Bouno — La Fondation Mastercard a organisé samedi en partenariat avec les populations de Bouno, un village de la commune de Bambaly, département de Sédhiou, un moment de partage et de sensibilisation sur l'importance de l'éducation des filles à travers une approche culturelle et communautaire dénommée "attaya time".
Cette activité entre dans le cadre de le mise en oeuvre du programme "Batonga", une initiative qui mise sur une approche culturelle et communautaire pour sensibiliser les populations sur l'importance de l'éducation des filles.
Dans cette localité rurale, le "attaya" (thé) est bien plus qu'une boisson. Il constitue un rituel social et un prétexte à tout rassemblement et discussion.
Ce samedi matin, à l'ombre d'un arbre fruitier, les habitants du village de Bouno se sont regroupés autour du "attaya" avec des ustensiles soigneusement disposés, et une hiérarchie en place, où ce sont les plus jeunes qui servent le thé aux plus âgés.
Autour du thé, les discussions sur l'éducation des filles ont suscité des avis contrastés. Certains participants ont exprimé des réserves, expliquant que la scolarisation des filles les éloignerait de leurs responsabilités domestiques. "Parfois, une fille instruite devient insolente envers ses parents", soutiennent quelques intervenants.
D'autres, en revanche, ont insisté sur les multiples points bénéfiques de l' éducation inclusive, citant entre autres l"'amélioration de la santé maternelle, la réduction de la mortalité infantile, une meilleure prévention des maladies et l'autonomisation des femmes".
Pour ces défenseurs de la scolarisation des filles, l'éducation est un "levier de transformation sociale".
"Il faut que nous acceptions d'inscrire nos filles à l'école. Leur place n'est pas uniquement à la maison. Elles peuvent demain occuper des postes importants", a dit Mamadou Gomis, habitant de Bouno, citant en exemple l'adjointe au maire de Bambaly.
Le jeune Adama Ndiaye a abondé dans le même sens. Selon lui, "les femmes éduquées prennent mieux soin d'elles-mêmes, de leurs enfants et petits-enfants. Elles sont aussi plus aptes à "éviter les grossesses précoces", soulignant également leur générosité. Il a souligné que les filles scolarisées, "même mariées, continuent de penser à leurs parents".
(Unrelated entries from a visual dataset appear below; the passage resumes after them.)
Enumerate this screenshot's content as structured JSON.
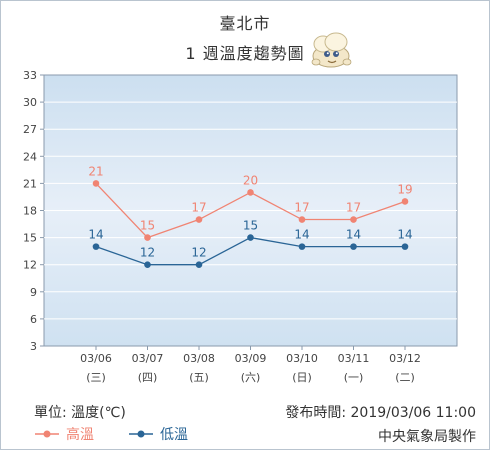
{
  "header": {
    "location": "臺北市",
    "subtitle": "1 週溫度趨勢圖"
  },
  "chart_data": {
    "type": "line",
    "categories": [
      "03/06",
      "03/07",
      "03/08",
      "03/09",
      "03/10",
      "03/11",
      "03/12"
    ],
    "weekdays": [
      "(三)",
      "(四)",
      "(五)",
      "(六)",
      "(日)",
      "(一)",
      "(二)"
    ],
    "series": [
      {
        "name": "高溫",
        "values": [
          21,
          15,
          17,
          20,
          17,
          17,
          19
        ],
        "color": "#f08473"
      },
      {
        "name": "低溫",
        "values": [
          14,
          12,
          12,
          15,
          14,
          14,
          14
        ],
        "color": "#2a6596"
      }
    ],
    "ylim": [
      3,
      33
    ],
    "yticks": [
      3,
      6,
      9,
      12,
      15,
      18,
      21,
      24,
      27,
      30,
      33
    ],
    "grid": true,
    "legend": "bottom-left"
  },
  "footer": {
    "unit_label": "單位: 溫度(℃)",
    "publish_time": "發布時間: 2019/03/06 11:00",
    "agency": "中央氣象局製作"
  },
  "mascot_icon": "cloud-mascot-icon"
}
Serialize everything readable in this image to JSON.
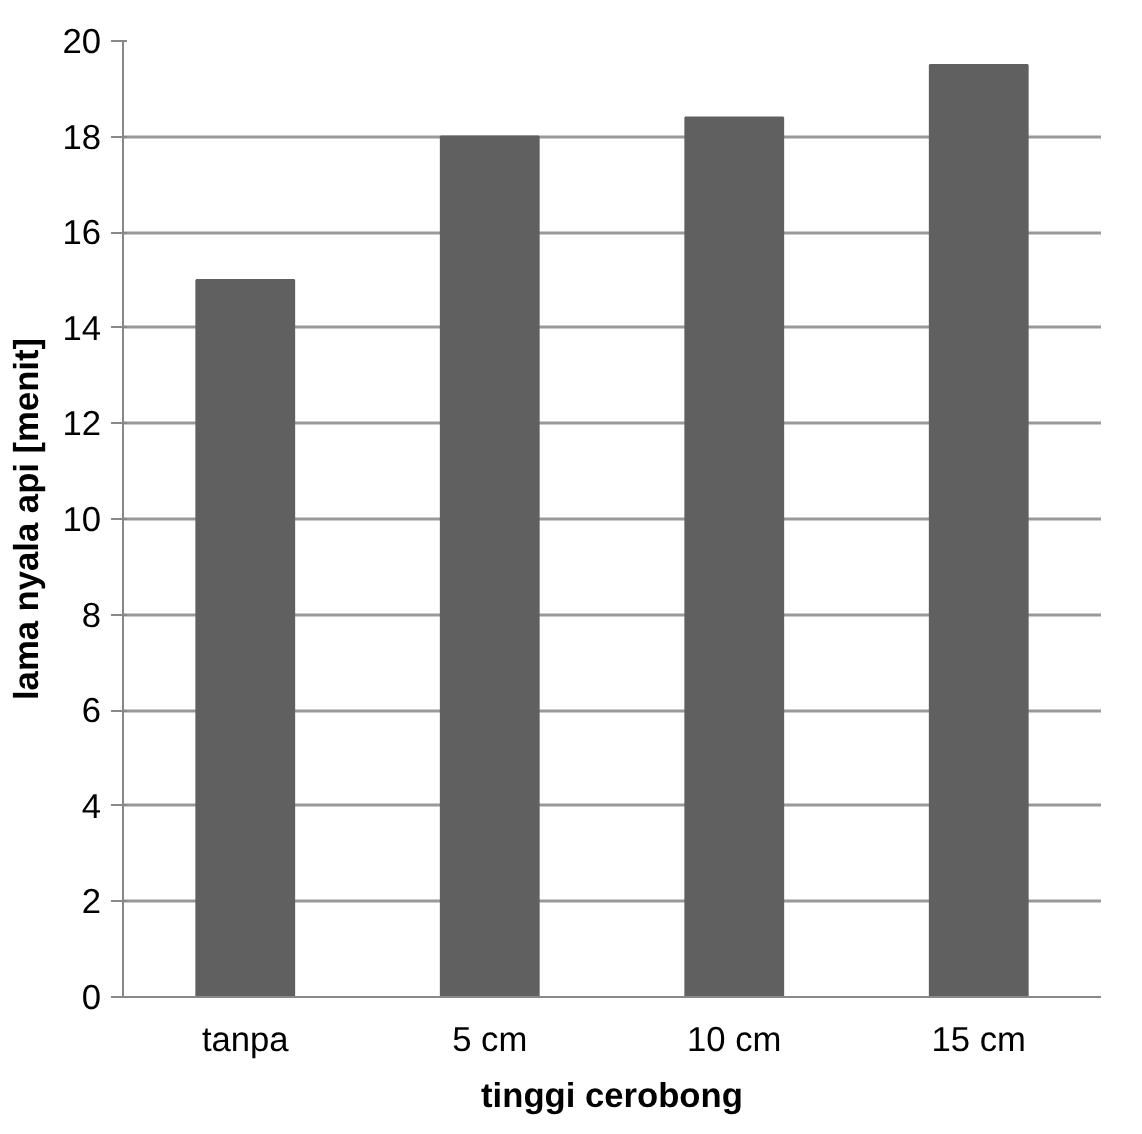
{
  "chart_data": {
    "type": "bar",
    "xlabel": "tinggi cerobong",
    "ylabel": "lama nyala api [menit]",
    "categories": [
      "tanpa",
      "5 cm",
      "10 cm",
      "15 cm"
    ],
    "values": [
      15.0,
      18.0,
      18.4,
      19.5
    ],
    "color": "#606060",
    "ylim": [
      0,
      20
    ],
    "yticks": [
      0,
      2,
      4,
      6,
      8,
      10,
      12,
      14,
      16,
      18,
      20
    ],
    "grid": "y"
  }
}
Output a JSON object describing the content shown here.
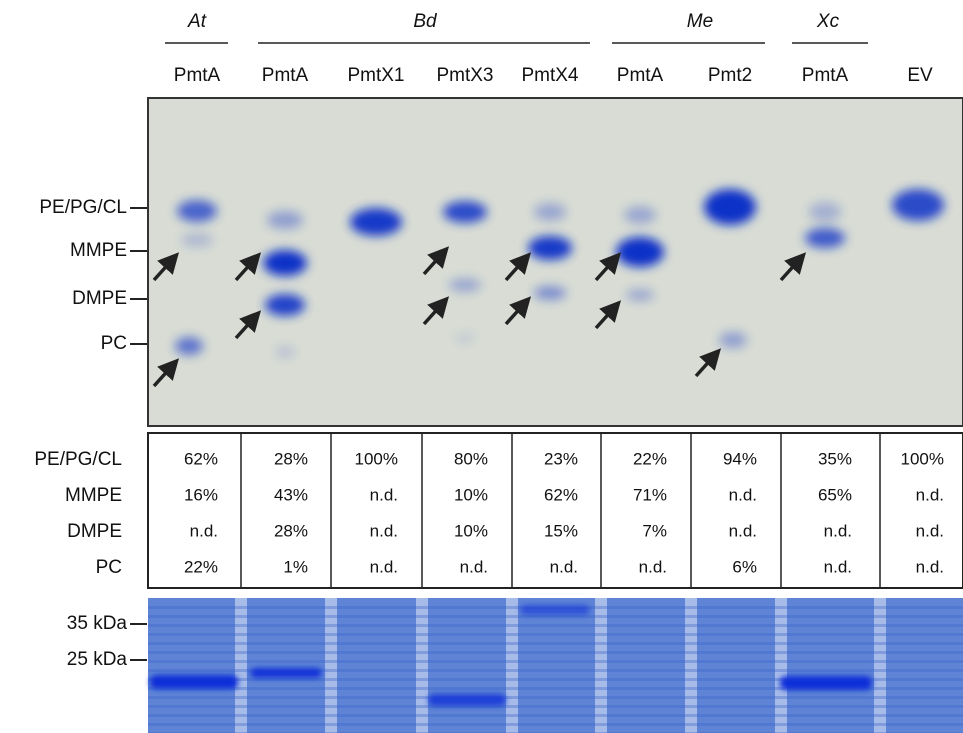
{
  "groups": [
    "At",
    "Bd",
    "Me",
    "Xc"
  ],
  "lanes": [
    "PmtA",
    "PmtA",
    "PmtX1",
    "PmtX3",
    "PmtX4",
    "PmtA",
    "Pmt2",
    "PmtA",
    "EV"
  ],
  "tlc_markers": [
    "PE/PG/CL",
    "MMPE",
    "DMPE",
    "PC"
  ],
  "table": {
    "rows": [
      {
        "label": "PE/PG/CL",
        "cells": [
          "62%",
          "28%",
          "100%",
          "80%",
          "23%",
          "22%",
          "94%",
          "35%",
          "100%"
        ]
      },
      {
        "label": "MMPE",
        "cells": [
          "16%",
          "43%",
          "n.d.",
          "10%",
          "62%",
          "71%",
          "n.d.",
          "65%",
          "n.d."
        ]
      },
      {
        "label": "DMPE",
        "cells": [
          "n.d.",
          "28%",
          "n.d.",
          "10%",
          "15%",
          "7%",
          "n.d.",
          "n.d.",
          "n.d."
        ]
      },
      {
        "label": "PC",
        "cells": [
          "22%",
          "1%",
          "n.d.",
          "n.d.",
          "n.d.",
          "n.d.",
          "6%",
          "n.d.",
          "n.d."
        ]
      }
    ]
  },
  "gel_markers": [
    "35 kDa",
    "25 kDa"
  ]
}
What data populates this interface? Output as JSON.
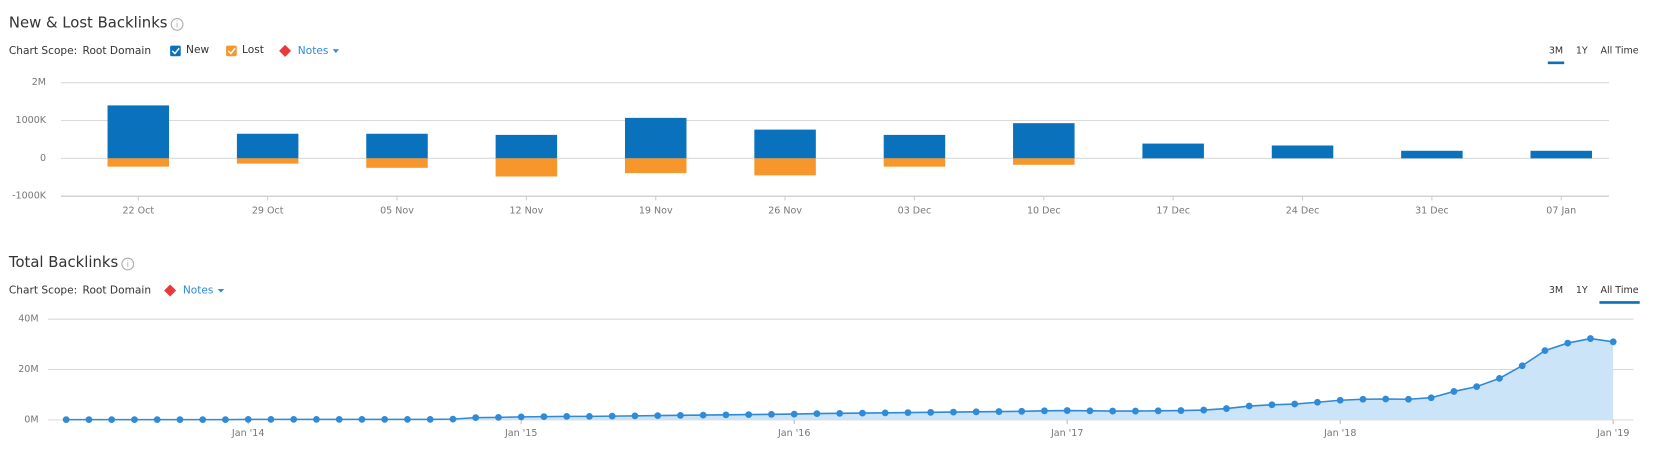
{
  "chart_data": [
    {
      "type": "bar",
      "stacked": true,
      "title": "New & Lost Backlinks",
      "scope_label": "Chart Scope:",
      "scope": "Root Domain",
      "notes": "Notes",
      "periods": [
        "3M",
        "1Y",
        "All Time"
      ],
      "selected_period": "3M",
      "categories": [
        "22 Oct",
        "29 Oct",
        "05 Nov",
        "12 Nov",
        "19 Nov",
        "26 Nov",
        "03 Dec",
        "10 Dec",
        "17 Dec",
        "24 Dec",
        "31 Dec",
        "07 Jan"
      ],
      "series": [
        {
          "name": "New",
          "color": "#0a71bd",
          "values": [
            1400000,
            650000,
            650000,
            620000,
            1070000,
            760000,
            620000,
            930000,
            390000,
            340000,
            200000,
            200000
          ]
        },
        {
          "name": "Lost",
          "color": "#f7962a",
          "values": [
            -220000,
            -140000,
            -250000,
            -480000,
            -390000,
            -450000,
            -220000,
            -170000,
            0,
            0,
            0,
            0
          ]
        }
      ],
      "ylim": [
        -1000000,
        2000000
      ],
      "yticks": [
        {
          "value": -1000000,
          "label": "-1000K"
        },
        0,
        {
          "value": 1000000,
          "label": "1000K"
        },
        {
          "value": 2000000,
          "label": "2M"
        }
      ],
      "grid": true
    },
    {
      "type": "area",
      "title": "Total Backlinks",
      "scope_label": "Chart Scope:",
      "scope": "Root Domain",
      "notes": "Notes",
      "periods": [
        "3M",
        "1Y",
        "All Time"
      ],
      "selected_period": "All Time",
      "x": [
        "2013-05",
        "2013-06",
        "2013-07",
        "2013-08",
        "2013-09",
        "2013-10",
        "2013-11",
        "2013-12",
        "2014-01",
        "2014-02",
        "2014-03",
        "2014-04",
        "2014-05",
        "2014-06",
        "2014-07",
        "2014-08",
        "2014-09",
        "2014-10",
        "2014-11",
        "2014-12",
        "2015-01",
        "2015-02",
        "2015-03",
        "2015-04",
        "2015-05",
        "2015-06",
        "2015-07",
        "2015-08",
        "2015-09",
        "2015-10",
        "2015-11",
        "2015-12",
        "2016-01",
        "2016-02",
        "2016-03",
        "2016-04",
        "2016-05",
        "2016-06",
        "2016-07",
        "2016-08",
        "2016-09",
        "2016-10",
        "2016-11",
        "2016-12",
        "2017-01",
        "2017-02",
        "2017-03",
        "2017-04",
        "2017-05",
        "2017-06",
        "2017-07",
        "2017-08",
        "2017-09",
        "2017-10",
        "2017-11",
        "2017-12",
        "2018-01",
        "2018-02",
        "2018-03",
        "2018-04",
        "2018-05",
        "2018-06",
        "2018-07",
        "2018-08",
        "2018-09",
        "2018-10",
        "2018-11",
        "2018-12",
        "2019-01"
      ],
      "values": [
        100000,
        100000,
        100000,
        100000,
        100000,
        100000,
        100000,
        100000,
        200000,
        200000,
        200000,
        200000,
        200000,
        200000,
        200000,
        200000,
        200000,
        300000,
        900000,
        1000000,
        1200000,
        1300000,
        1400000,
        1400000,
        1500000,
        1600000,
        1700000,
        1800000,
        1900000,
        2000000,
        2100000,
        2200000,
        2300000,
        2500000,
        2600000,
        2700000,
        2800000,
        2900000,
        3000000,
        3100000,
        3200000,
        3300000,
        3400000,
        3600000,
        3700000,
        3600000,
        3500000,
        3500000,
        3600000,
        3700000,
        3900000,
        4500000,
        5500000,
        6000000,
        6300000,
        7000000,
        7800000,
        8200000,
        8300000,
        8200000,
        8800000,
        11300000,
        13200000,
        16500000,
        21500000,
        27500000,
        30500000,
        32300000,
        31000000
      ],
      "color": "#2f8ad8",
      "fill_color": "#cce4f7",
      "xlim": [
        "2013-05",
        "2019-01"
      ],
      "xticks": [
        {
          "value": "2014-01",
          "label": "Jan '14"
        },
        {
          "value": "2015-01",
          "label": "Jan '15"
        },
        {
          "value": "2016-01",
          "label": "Jan '16"
        },
        {
          "value": "2017-01",
          "label": "Jan '17"
        },
        {
          "value": "2018-01",
          "label": "Jan '18"
        },
        {
          "value": "2019-01",
          "label": "Jan '19"
        }
      ],
      "ylim": [
        0,
        40000000
      ],
      "yticks": [
        {
          "value": 0,
          "label": "0M"
        },
        {
          "value": 20000000,
          "label": "20M"
        },
        {
          "value": 40000000,
          "label": "40M"
        }
      ],
      "grid": true
    }
  ]
}
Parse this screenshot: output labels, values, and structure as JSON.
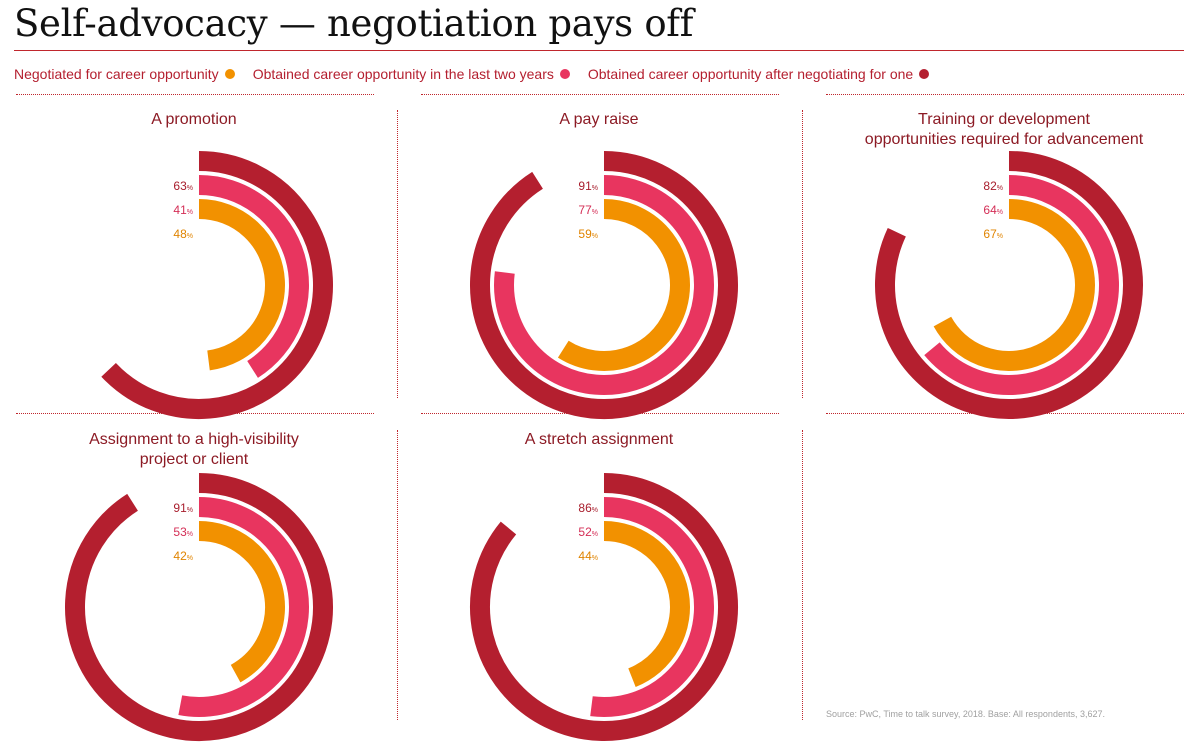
{
  "title": "Self-advocacy — negotiation pays off",
  "legend": [
    {
      "label": "Negotiated for career opportunity",
      "color": "#f29100"
    },
    {
      "label": "Obtained career opportunity in the last two years",
      "color": "#e8355f"
    },
    {
      "label": "Obtained career opportunity after negotiating for one",
      "color": "#b41f2f"
    }
  ],
  "percent_sign": "%",
  "chart_data": {
    "type": "radial-bar",
    "series": [
      {
        "name": "Negotiated for career opportunity",
        "color": "#f29100"
      },
      {
        "name": "Obtained career opportunity in the last two years",
        "color": "#e8355f"
      },
      {
        "name": "Obtained career opportunity after negotiating for one",
        "color": "#b41f2f"
      }
    ],
    "panels": [
      {
        "title": [
          "A promotion"
        ],
        "values": [
          48,
          41,
          63
        ]
      },
      {
        "title": [
          "A pay raise"
        ],
        "values": [
          59,
          77,
          91
        ]
      },
      {
        "title": [
          "Training or development",
          "opportunities required for advancement"
        ],
        "values": [
          67,
          64,
          82
        ]
      },
      {
        "title": [
          "Assignment to a high-visibility",
          "project or client"
        ],
        "values": [
          42,
          53,
          91
        ]
      },
      {
        "title": [
          "A stretch assignment"
        ],
        "values": [
          44,
          52,
          86
        ]
      }
    ]
  },
  "source": "Source: PwC, Time to talk survey, 2018. Base: All respondents, 3,627."
}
Tidiane Sidibé a, pour sa part, appelé à briser les tabous et à instaurer un dialogue entre parents et filles, afin de prévenir les grossesses précoces, qu'il juge encore trop fréquentes à Bouno.
L'imam du village, Youssoupha, a lui aussi pris la parole, invoquant des arguments religieux en faveur de l'éducation des filles pour lever certains freins culturels.
"Botonga", une approche culturelle et communautaire encourageante
Les grossesses précoces restent un frein majeur à la scolarisation des filles dans la région. Elles compromettent leur droit à l'éducation et constituent un obstacle à l'égalité des sexes. Le manque d'information sur la santé sexuelle et reproductive contribue également au phénomène.
Cependant, des signes positifs émergent. "Grâce à l'accompagnement de la Fondation Mastercard, nous constatons une nette diminution des cas de grossesse. Cette année, aucun cas n'a été recensé jusqu'à présent", s'est réjoui Yakou Sano, un habitant du village.
Autrefois opposé à la scolarisation de sa fille, Soiro Diassy a quant à lui, changé d'avis. "Ces causeries m'ont convaincu. Je veux maintenant que ma fille aille à l'école".
Un programme déployé dans huit communes
Le programme "Batonga", mis en oeuvre dans huit communes des régions de Kolda et Sédhiou, cible les jeunes filles âgées de 14 à 18 ans exposées aux violences, aux mariages précoces, à la déscolarisation ou encore à l'exclusion économique. Il s'adresse aussi aux femmes de 18 à 35 ans en quête d'autonomisation.
Selon Oumou Mbaye, responsable du programme leadership des filles, l'initiative "attaya time" est innovante. "Nous utilisons cette pratique culturelle répandue pour aborder des sujets essentiels comme l'éducation, l'autonomisation des femmes et la lutte contre les grossesses précoces", a-t-elle expliqué.
"C'est un excellent moyen de valoriser le dialogue communautaire en impliquant les hommes et les garçons dans le changement de mentalité nécessaire au progrès social", a-t-elle ajouté.